Proud cheatin on your (Black) wife
Loud beatin on your (white) wife
Real slime open mouth
police officer-true-creep
evil-and-uncouth
fixin to burn black people
killin the song of our sleep
Neither one of you
gets any play in my day
I know what you do
your money your guns your say
so against my pepper spray
Okay! laugh away!
I hear you and I accuse
you both: I refuse
to choose: All black and blue news
means that I hurt and I lose.
From The Essential June Jordan, edited by Jan Heller Levi and Christoph Keller. © 2021 June M. Jordan Literary Estate and Copper Canyon Press. Used by permission. www.junejordan.com
“There are certain poets whose works breathe and dream far beyond the first birth of their language.
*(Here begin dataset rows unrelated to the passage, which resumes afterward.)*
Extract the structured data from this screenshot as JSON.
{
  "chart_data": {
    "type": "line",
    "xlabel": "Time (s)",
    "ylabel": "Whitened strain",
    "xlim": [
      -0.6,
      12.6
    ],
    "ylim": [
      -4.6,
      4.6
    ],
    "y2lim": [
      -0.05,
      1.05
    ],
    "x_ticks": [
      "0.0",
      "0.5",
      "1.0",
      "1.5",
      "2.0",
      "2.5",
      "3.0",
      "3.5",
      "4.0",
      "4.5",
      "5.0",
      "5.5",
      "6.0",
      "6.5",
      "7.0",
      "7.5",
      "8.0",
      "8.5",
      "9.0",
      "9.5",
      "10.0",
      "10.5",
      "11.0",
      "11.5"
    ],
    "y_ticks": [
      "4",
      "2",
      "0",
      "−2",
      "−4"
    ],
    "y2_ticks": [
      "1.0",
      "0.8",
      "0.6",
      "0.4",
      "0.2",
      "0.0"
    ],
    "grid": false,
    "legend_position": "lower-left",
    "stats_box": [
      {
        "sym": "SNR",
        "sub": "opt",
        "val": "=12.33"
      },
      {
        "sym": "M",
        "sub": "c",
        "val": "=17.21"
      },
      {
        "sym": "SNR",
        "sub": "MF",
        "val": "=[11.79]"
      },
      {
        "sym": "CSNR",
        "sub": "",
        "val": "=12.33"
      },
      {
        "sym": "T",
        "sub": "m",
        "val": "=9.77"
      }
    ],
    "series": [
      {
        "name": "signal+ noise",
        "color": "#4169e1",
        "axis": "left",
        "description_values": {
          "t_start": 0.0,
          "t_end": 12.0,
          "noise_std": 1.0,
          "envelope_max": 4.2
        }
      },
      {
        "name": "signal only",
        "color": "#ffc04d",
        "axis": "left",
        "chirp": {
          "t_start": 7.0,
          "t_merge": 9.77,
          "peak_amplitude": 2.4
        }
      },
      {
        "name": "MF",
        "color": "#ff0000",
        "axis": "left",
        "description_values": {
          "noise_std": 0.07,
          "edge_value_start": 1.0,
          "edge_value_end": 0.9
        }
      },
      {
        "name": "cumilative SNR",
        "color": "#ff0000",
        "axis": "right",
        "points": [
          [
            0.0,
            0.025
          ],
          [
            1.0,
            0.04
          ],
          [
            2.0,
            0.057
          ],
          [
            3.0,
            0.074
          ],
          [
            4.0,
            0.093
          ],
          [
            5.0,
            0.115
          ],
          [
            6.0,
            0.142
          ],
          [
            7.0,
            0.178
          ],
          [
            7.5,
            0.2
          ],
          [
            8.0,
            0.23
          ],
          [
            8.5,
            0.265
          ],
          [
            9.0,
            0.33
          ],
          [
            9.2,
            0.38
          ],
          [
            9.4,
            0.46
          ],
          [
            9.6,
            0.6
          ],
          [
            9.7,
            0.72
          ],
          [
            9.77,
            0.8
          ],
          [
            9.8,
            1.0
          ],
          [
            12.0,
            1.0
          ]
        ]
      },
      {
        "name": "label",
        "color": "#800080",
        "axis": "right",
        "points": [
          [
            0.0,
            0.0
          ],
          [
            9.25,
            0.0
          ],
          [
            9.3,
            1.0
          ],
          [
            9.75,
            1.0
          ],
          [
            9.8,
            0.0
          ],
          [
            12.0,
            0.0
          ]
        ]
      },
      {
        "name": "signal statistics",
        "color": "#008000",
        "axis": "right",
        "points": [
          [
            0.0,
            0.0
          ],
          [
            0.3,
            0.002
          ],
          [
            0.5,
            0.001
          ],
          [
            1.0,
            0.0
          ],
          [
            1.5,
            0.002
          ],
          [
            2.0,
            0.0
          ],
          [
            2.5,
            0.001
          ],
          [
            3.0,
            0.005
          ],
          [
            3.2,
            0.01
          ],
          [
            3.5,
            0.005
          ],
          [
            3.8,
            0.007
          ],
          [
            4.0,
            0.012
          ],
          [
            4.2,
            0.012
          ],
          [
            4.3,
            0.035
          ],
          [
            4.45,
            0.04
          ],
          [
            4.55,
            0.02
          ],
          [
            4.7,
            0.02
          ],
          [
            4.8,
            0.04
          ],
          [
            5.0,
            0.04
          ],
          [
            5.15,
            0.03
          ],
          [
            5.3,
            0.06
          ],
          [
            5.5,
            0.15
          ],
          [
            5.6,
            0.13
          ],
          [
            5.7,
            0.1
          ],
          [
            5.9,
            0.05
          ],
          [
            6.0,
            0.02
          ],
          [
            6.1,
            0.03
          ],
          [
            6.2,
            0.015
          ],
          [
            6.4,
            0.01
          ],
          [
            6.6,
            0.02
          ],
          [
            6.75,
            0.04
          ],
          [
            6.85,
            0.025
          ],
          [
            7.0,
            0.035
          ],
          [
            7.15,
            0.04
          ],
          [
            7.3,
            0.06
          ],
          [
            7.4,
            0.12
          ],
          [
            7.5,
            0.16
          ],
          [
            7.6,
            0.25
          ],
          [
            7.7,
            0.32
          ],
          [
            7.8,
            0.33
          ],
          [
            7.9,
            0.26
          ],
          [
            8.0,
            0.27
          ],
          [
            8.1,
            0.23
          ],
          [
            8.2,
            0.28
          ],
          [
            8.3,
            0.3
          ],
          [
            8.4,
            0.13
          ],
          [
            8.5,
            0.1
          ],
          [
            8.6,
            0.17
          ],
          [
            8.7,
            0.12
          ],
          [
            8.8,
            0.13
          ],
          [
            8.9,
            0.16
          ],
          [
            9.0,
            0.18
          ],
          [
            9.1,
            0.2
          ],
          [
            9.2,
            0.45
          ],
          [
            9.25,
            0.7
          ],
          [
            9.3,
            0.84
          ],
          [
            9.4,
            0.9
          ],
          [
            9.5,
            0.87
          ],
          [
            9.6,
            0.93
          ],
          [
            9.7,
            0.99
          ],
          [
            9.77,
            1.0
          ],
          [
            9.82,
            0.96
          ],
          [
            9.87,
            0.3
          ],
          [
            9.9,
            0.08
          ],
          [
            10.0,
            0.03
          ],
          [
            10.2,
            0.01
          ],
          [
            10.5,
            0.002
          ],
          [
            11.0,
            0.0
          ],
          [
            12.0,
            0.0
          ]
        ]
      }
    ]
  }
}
June Jordan’s ‘On Time Tanka’ fills an old form with rage and Black love at once. To defy any form, box, grave, or body inflicted as a definition speaks to the core of Jordan’s craft and identity. The rhythm of this poem gives to us Jordan’s unmitigated powers as though she is, as she will always be, standing up for the lives and rights we too must dream, must demand. In this poem language and action are immediate and urgent as the times we are confronting. Against that perpetual confrontation, June Jordan lived, writing furiously for herself and for those she knew would be coming through the violence of America. In the name of listening and truth-telling, the poetry of June Jordan resists memory and can never be silenced.”